By the time our new technological overlords decide to take our jobs, let's hope they've fine-tuned the compassion settings.
In "The Adding Machine: A Cyborg Morality Play," pencil-pushing protagonist Mr. Zero -- played in turns by everyone in the cast -- endures layers of indignity, losing his job to a machine and getting the ax from another one. An artificial-intelligence assistant placidly couches the termination details among platitudes. Worse, it doesn't understand the difference between dialogue and stage directions, flatly intoning, "Pause to let him process the news."
The exchange is just one of dozens of uses of generative AI technology in The Feast's staging of Elmer Rice's 1923 expressionist play, "The Adding Machine." Director and adapter Ryan Guzzo Purcell has refashioned and reframed scenes using AI tools to "look at what it means when a machine is doing something that a human is used to thinking of as a human activity," he said.
These moments are largely integrated smoothly, with actors prompting AI tools from phones or laptops. AI may be used to generate dialogue for the ensemble cast or take the place of an actor in a scene, resulting in a conversation between a person and a disembodied voice. AI even supplies the music leading into intermission, cooking up a song on the spot based on the dialogue from the previous scene.
Some of this is amusing, like when a flirtation between actor Alexander Kilian and a chatbot goes awry, the innuendo turning suddenly explicit. (Still, nowhere near as funny as actor MJ Sieber suddenly snatching the phone to hijack the conversation and telling the chatbot to "keep talking.")
But is it terribly illuminating for the material? In the party scene where the show most overtly uses AI, large sections of dialogue are generated in real time for the cast to deliver rapid-fire, created from prompts like: six lines complaining about the weather or six lines decrying women's suffrage. But in Rice's original, where these party guests are named Mr. and Mrs. One, Two, Three, Four, Five and Six, their depiction as unthinking automatons is already clear. Doubling back by giving them AI-generated patter doesn't meaningfully rework the scene; it just gives them worse dialogue with an artificial sheen of 1920s slang.
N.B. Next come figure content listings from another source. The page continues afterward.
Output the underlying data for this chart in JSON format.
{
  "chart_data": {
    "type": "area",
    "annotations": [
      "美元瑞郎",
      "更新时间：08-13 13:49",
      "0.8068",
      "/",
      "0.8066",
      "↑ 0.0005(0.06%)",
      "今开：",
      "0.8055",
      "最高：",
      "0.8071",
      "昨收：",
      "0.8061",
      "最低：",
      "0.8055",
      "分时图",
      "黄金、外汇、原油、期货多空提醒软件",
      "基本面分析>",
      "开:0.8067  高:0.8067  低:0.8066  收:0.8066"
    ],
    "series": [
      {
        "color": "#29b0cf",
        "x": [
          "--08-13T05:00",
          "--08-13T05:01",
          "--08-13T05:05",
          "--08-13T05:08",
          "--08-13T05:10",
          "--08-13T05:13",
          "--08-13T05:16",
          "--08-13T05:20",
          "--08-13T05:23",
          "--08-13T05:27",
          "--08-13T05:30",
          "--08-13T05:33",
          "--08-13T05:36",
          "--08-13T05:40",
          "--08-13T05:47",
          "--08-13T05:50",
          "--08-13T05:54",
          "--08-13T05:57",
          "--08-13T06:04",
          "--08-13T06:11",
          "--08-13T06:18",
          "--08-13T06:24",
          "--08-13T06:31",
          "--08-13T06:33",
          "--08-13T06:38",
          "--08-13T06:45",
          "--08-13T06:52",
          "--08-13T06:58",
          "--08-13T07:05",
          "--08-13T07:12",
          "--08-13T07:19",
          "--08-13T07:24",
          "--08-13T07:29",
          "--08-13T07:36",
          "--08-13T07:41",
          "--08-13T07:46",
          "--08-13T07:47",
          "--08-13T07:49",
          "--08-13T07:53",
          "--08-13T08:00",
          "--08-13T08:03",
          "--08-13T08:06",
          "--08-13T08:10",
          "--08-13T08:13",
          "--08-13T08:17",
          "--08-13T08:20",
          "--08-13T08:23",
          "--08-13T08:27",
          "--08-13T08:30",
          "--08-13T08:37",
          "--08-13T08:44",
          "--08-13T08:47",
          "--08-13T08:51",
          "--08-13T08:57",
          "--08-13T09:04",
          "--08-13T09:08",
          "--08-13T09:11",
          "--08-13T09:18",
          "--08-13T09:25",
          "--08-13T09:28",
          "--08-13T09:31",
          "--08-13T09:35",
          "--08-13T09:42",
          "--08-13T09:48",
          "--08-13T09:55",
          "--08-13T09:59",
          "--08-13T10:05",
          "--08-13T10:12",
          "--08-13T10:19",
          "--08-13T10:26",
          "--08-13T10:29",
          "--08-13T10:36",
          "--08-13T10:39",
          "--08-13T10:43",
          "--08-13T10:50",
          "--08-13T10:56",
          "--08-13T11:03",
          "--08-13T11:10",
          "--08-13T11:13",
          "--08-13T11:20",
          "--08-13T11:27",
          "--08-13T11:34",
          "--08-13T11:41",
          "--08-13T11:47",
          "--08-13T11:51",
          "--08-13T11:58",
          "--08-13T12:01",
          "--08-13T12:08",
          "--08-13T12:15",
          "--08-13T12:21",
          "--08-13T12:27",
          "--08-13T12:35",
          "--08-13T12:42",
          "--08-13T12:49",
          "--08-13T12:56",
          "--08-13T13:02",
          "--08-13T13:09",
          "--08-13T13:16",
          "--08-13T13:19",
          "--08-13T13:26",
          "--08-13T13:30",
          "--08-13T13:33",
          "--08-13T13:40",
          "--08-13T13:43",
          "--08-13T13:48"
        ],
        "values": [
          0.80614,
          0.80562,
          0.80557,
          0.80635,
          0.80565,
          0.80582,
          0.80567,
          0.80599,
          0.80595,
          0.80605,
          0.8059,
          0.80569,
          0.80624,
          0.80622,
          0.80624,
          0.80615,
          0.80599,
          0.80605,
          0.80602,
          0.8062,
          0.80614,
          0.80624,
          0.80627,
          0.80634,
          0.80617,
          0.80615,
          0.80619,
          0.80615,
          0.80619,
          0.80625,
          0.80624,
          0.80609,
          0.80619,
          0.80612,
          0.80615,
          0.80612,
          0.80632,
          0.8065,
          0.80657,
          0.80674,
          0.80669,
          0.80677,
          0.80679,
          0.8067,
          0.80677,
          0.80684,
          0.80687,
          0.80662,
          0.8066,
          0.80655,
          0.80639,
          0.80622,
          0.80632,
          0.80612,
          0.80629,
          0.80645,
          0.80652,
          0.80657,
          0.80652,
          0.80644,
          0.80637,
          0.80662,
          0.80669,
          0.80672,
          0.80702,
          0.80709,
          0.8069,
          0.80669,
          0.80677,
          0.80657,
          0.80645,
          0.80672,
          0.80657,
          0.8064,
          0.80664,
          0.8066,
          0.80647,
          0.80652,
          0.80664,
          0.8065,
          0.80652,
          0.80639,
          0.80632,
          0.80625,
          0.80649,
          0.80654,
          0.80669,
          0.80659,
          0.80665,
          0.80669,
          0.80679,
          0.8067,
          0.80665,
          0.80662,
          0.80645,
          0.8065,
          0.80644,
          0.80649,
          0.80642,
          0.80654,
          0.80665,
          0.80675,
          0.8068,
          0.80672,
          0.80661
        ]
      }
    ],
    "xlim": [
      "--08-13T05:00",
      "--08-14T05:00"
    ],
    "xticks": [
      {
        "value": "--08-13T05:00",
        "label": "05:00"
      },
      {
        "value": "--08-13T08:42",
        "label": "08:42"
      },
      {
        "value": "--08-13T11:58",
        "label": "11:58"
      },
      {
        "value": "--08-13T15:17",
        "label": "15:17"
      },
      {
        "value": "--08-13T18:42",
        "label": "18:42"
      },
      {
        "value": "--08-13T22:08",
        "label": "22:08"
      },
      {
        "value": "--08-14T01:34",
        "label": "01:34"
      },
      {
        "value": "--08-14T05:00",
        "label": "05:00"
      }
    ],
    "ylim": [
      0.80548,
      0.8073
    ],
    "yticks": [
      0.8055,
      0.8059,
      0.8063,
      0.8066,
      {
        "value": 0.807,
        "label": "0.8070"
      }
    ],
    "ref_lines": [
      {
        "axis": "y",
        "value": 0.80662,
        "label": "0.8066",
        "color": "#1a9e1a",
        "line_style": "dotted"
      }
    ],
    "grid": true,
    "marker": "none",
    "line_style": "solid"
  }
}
And what of Rice's original? A genuinely bizarre, structurally bold fable that sees Mr. Zero traversing from the city to the courtroom to the afterlife, the play interrogates the everyman, played well, in turns, by everyone in the cast: Sieber, Kilian, Julie Briskman, Emilie Maureen Hanson and Holiday. Mr. Zero may be put-upon, but he's also racist, misogynistic and stupid. If he represents humanity, maybe we'd prefer to root for the Adding Machine.
Rice's play is one of demanding monologues, and The Feast's cast delivers impressively. Briskman sets the tone, unfurling a broadside of invective in the opening scene as Mrs. Zero, her dissatisfaction irradiating the air. Hanson skillfully brings the pathos as Daisy, Mr. Zero's suicidal co-worker who dreams of an idyllic future. And Sieber, who can do anything but seems genetically engineered to play a 1920s fast talker, stuns with a courtroom monologue during which Mr. Zero turns his ire on a host of perceived societal ills, desperately trying to fend off the idea that, perhaps, the problem lies with him.
While productions of "The Adding Machine" will often nod to the play's expressionist roots with starkly shadowed design, The Feast's staging embraces the disaffection of the internet age. Annie Liu's cool-toned lighting and Jeff Larson's projections of digital detritus (bikini pics, Sudoku games, spreadsheet cells) splash Parmida Ziaei's concrete-fortress-like set, suggesting a suffocation by online ephemera.
That visual strategy gets more mileage than basically all of the AI gimmickry, which is generally more interesting conceptually than in practice. So, AI may not have much to say about "The Adding Machine." On the other hand, as a play with skepticism toward notions of unbridled progress, "The Adding Machine" might have a lot to say about AI.